Though it sounds generic on paper, Caged Heat is distinguished by inventive direction from Jonathan Demme with his first feature film, already teamed up with regular cinematographer Tak Fujimoto (with whom he would revolutionize the horror genre on The Silence of the Lambs). Experimental composer John Cale also offers a stark, effective blues-inflected score that sounds at times like Ry Cooder, and the story takes a number of odd turns including several striking, surrealistic fantasy sequences, with Steele getting the best moment in a stylish cabaret number.
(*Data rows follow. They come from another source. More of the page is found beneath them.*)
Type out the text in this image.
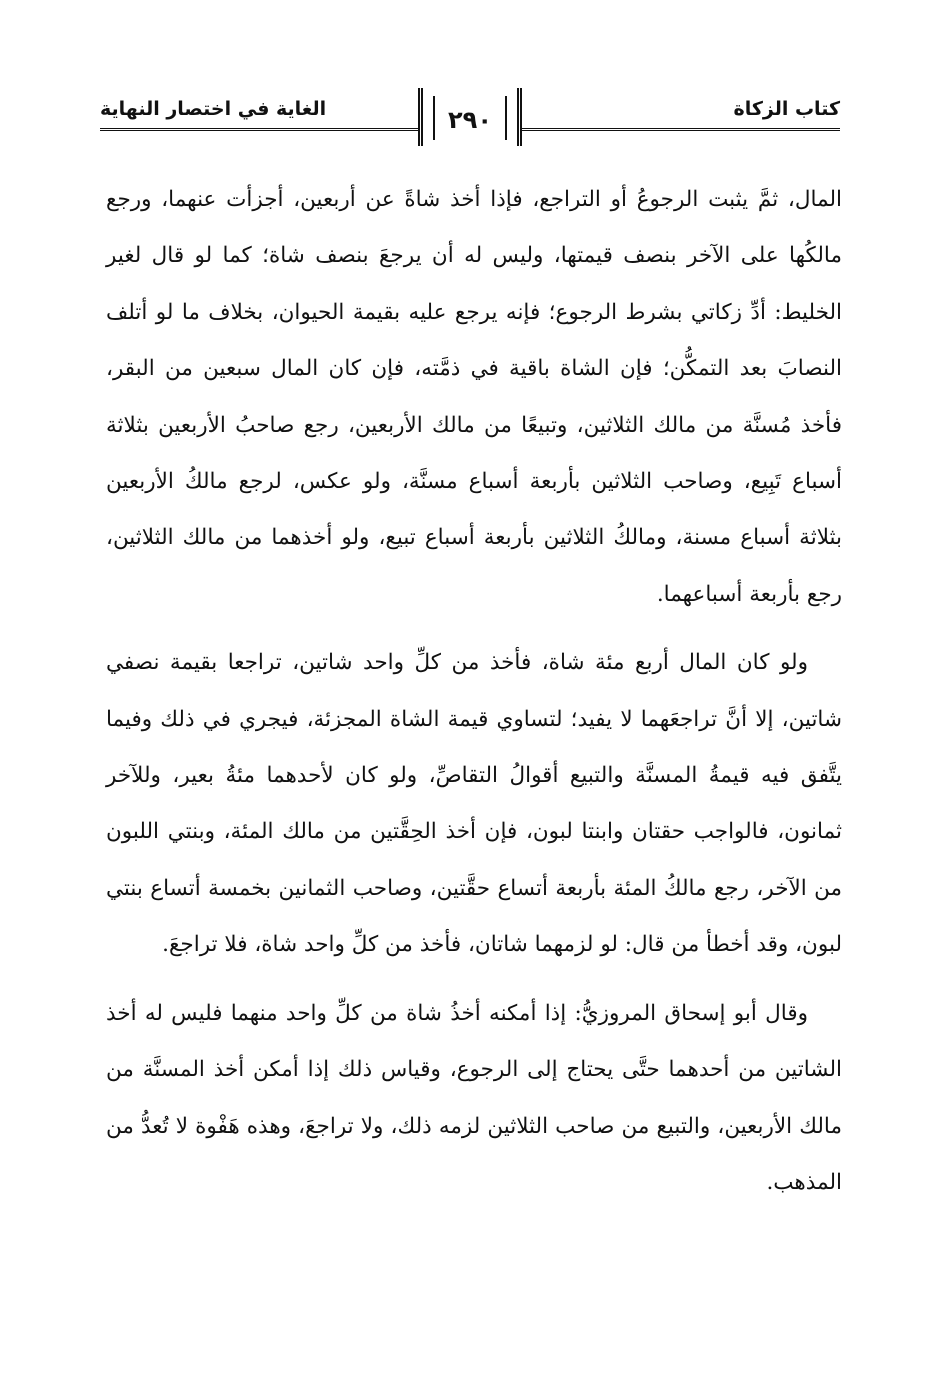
كتاب الزكاة
الغاية في اختصار النهاية	٢٩٠

المال، ثمَّ يثبت الرجوعُ أو التراجع، فإذا أخذ شاةً عن أربعين، أجزأت عنهما، ورجع مالكُها على الآخر بنصف قيمتها، وليس له أن يرجعَ بنصف شاة؛ كما لو قال لغير الخليط: أدِّ زكاتي بشرط الرجوع؛ فإنه يرجع عليه بقيمة الحيوان، بخلاف ما لو أتلف النصابَ بعد التمكُّن؛ فإن الشاة باقية في ذمَّته، فإن كان المال سبعين من البقر، فأخذ مُسنَّة من مالك الثلاثين، وتبيعًا من مالك الأربعين، رجع صاحبُ الأربعين بثلاثة أسباع تَبِيع، وصاحب الثلاثين بأربعة أسباع مسنَّة، ولو عكس، لرجع مالكُ الأربعين بثلاثة أسباع مسنة، ومالكُ الثلاثين بأربعة أسباع تبيع، ولو أخذهما من مالك الثلاثين، رجع بأربعة أسباعهما.

ولو كان المال أربع مئة شاة، فأخذ من كلِّ واحد شاتين، تراجعا بقيمة نصفي شاتين، إلا أنَّ تراجعَهما لا يفيد؛ لتساوي قيمة الشاة المجزئة، فيجري في ذلك وفيما يتَّفق فيه قيمةُ المسنَّة والتبيع أقوالُ التقاصِّ، ولو كان لأحدهما مئةُ بعير، وللآخر ثمانون، فالواجب حقتان وابنتا لبون، فإن أخذ الحِقَّتين من مالك المئة، وبنتي اللبون من الآخر، رجع مالكُ المئة بأربعة أتساع حقَّتين، وصاحب الثمانين بخمسة أتساع بنتي لبون، وقد أخطأ من قال: لو لزمهما شاتان، فأخذ من كلِّ واحد شاة، فلا تراجعَ.

وقال أبو إسحاق المروزيُّ: إذا أمكنه أخذُ شاة من كلِّ واحد منهما فليس له أخذ الشاتين من أحدهما حتَّى يحتاج إلى الرجوع، وقياس ذلك إذا أمكن أخذ المسنَّة من مالك الأربعين، والتبيع من صاحب الثلاثين لزمه ذلك، ولا تراجعَ، وهذه هَفْوة لا تُعدُّ من المذهب.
Both titles feature new anamoprhic transfers that easily blow away the dated, mediocre-looking DVDs cranked out years ago by New Horizons. Caged Heat in particular has always looked rough over the years, but now it's colorful and vibrant in ways no one has seen since first-run prints made their rounds. The previous DVD versions' trailers and Corman interviewds with Leonard Maltin have been ported over here along with some tasty new extras, namely two excellent new audio commentaries. Jackson County Jail features Miller, producer Jeff Begun, and cinematographer Bruce Logan, who talk about the Corman requirements and working with Jones early in his career as well as the various colorful supporting cast including a very weird-looking Betty Thomas way before Hill Street Blues. Even better is the Caged Heat commentary, a real dream come true for fans with Demme, Gavin, Fujimoto, and producer Evelyn Purcell, all of whom seem to remember a lot about their big break and the unusual paths their paths have all taken since. A terrific release all around and a much-needed overhaul for two of the '70s more memorable drive-in staples.